It continually surprises me, so much so I think it is a hoax, but I keep hearing about companies that don’t use version control (also called revision control)
What’s version control, and why do you need it?
So you write the perfect piece of code. It can display Lolcats on the screen. Everything is going perfect. You are thinking of starting a company to capitalise on your code. You know there is a huge demand for this feature, and venture capitalists are just dying for someone to target this valuable market.
So you write your code, and then get busy with other things. The latest Y-Box is out, and you need to catch up on your gaming. You
waste gainfully spend a whole week finishing Battle of Nerds 3. And then you get back to your multimillion idea. It’s almost complete, you just need to change a few icons on the screen, add a few fancy buttons. And then, you are set for life.

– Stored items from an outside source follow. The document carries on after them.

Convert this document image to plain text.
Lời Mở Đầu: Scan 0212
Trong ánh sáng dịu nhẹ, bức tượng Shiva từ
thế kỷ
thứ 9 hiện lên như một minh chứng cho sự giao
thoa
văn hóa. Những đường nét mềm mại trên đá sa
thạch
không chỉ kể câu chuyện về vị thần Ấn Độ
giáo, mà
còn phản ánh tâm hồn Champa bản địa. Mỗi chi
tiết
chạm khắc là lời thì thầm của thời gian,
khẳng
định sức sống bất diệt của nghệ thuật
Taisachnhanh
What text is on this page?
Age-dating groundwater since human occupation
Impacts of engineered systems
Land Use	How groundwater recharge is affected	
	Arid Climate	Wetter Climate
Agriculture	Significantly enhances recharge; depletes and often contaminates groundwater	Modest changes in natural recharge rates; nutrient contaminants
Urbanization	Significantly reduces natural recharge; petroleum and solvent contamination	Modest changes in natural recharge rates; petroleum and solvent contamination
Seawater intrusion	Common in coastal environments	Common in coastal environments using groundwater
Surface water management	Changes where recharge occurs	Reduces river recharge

You make the changes, and (drums rolling … ) nothing works. The whole thing falls apart. You press Ctrl Z (undo) many times to remove all your changes, but the code still isn’t working. In panic, you scream. Why isn’t it working! It was working just a week ago. You can see your dreams of sitting on piles of cash go up in smoke. Why does this always happen to you?
Think this is bad? Now imagine ten people working on your code, living in different parts of the world. They are all changing the code, and breaking it. You’ll never get your LolCats masterpiece to work!
How I discovered version control
My first job was at a startup. A cool one, with super hackers who read /. everyday, used vi/emacs on Linux, and just loved the command line. And they didn’t use version control(till a year later). Just goes to show, it’s not just boring old insurance companies that don’t follow the best practices. So at the time, I felt the need to backup my code. I hit the same problem I described above- code would work one day, and not the next. So I needed to be able to go back in time and look at old code.
I hit on the sexy and totally original idea of saving my code in folders. So at the end of the day, I would save that day’s code as “Code_folder <date>”. Hey, gimme a break. I was young and foolish, and ate a lot of wild mushrooms I found growing in the forest.
The approach, while inefficient, sort of worked. And then I read about SVN. I installed Torrtoise SVN, and discovered I could manage my code much easily with it. I created a repository on my hard drive(a bad idea, as if the disk failed, I’d lose everything; but still better than folders).
And that’s when I learned the fun of managing software. Even though Tortoise was quite mature at the time(this was around 2005), one day it crashed, and I lost all my data. I smacked my head and went back to using folders. It would be 2009-10 before Tortoise became stable. By that time, I was with a new company, and they installed SVN, making sure to use a stable version.
BTW, Tortoise is still an unstable piece of crap, as I will describe later.
What version control (VC) does for you
Version control is very useful. I discovered this the hard way, but VC allows you to do several useful things:
It allows you to go back to an old version of code, if you break the current code
The main purpose of VC
It allows you to see what other people in the team are doing.
Since every version control system forces you to enter comments, you can see what changes other people are making. Most VCs will allow you to setup emails, so you will get an email anyone checks in anything, if you are a control freak.
If the code breaks, you can look at the logs and figure out who last checked in the code (and then whip them, as is the tradition).
It allows you to create branches and releases
In the real world, you will often need to branch, or create a release. Branch is when you want to implement a minor feature, maybe for a client, and don’t want to interfere with the trunk (as you have existing users you’d rather not piss off). So you branch off, work on that branch, and merge back to trunk when you are done. Or, if you work in a messed up company, you keep the branch, and maintain hundreds of branches (see below).
You might also have releases: If you are selling installed software, and you release a version, you will want to create a special release branch for it. That way, you can fix bugs in that release only, without affecting the newer code.
Best Practices with version control
Try to keep branches to a minimum
Especially if you are working with centralised VCS, like SVN. And even more especially if you are working in the real world with real customers, and not on some hobbyist project.
The stuff of nightmares: You have ten different branches, and you keep seeing the same bug crop up again and again.
“But I just fixed that!”
“No, that was on the other branch.”
I mention real customers, as they will often come to you with weird requests (and also buckets of money; never forget that). You will have to create branches for them, if you don’t want to piss off your favourite customers. Branches can’t be avoided. What you should do is merge the branches back to trunk. That way, all bugs are fixed in one place, and one place only.
Check in every day, or at least every other day
This is easier with DVCS, but you can do it with SVN if you create a private branch. But with DVCS, it’s just so easy. Keep committing to your local branch, and push when the code works.
Automated / Overnight tests
You must have automated tests, that run each day. Overnight is a good system, as you can run multiple tests without worrying about slowing users. Seriously, it’s no good if you check everything in, but don’t test it two days before shipping (you do do that, don’t you? Admit it. I will not judge you).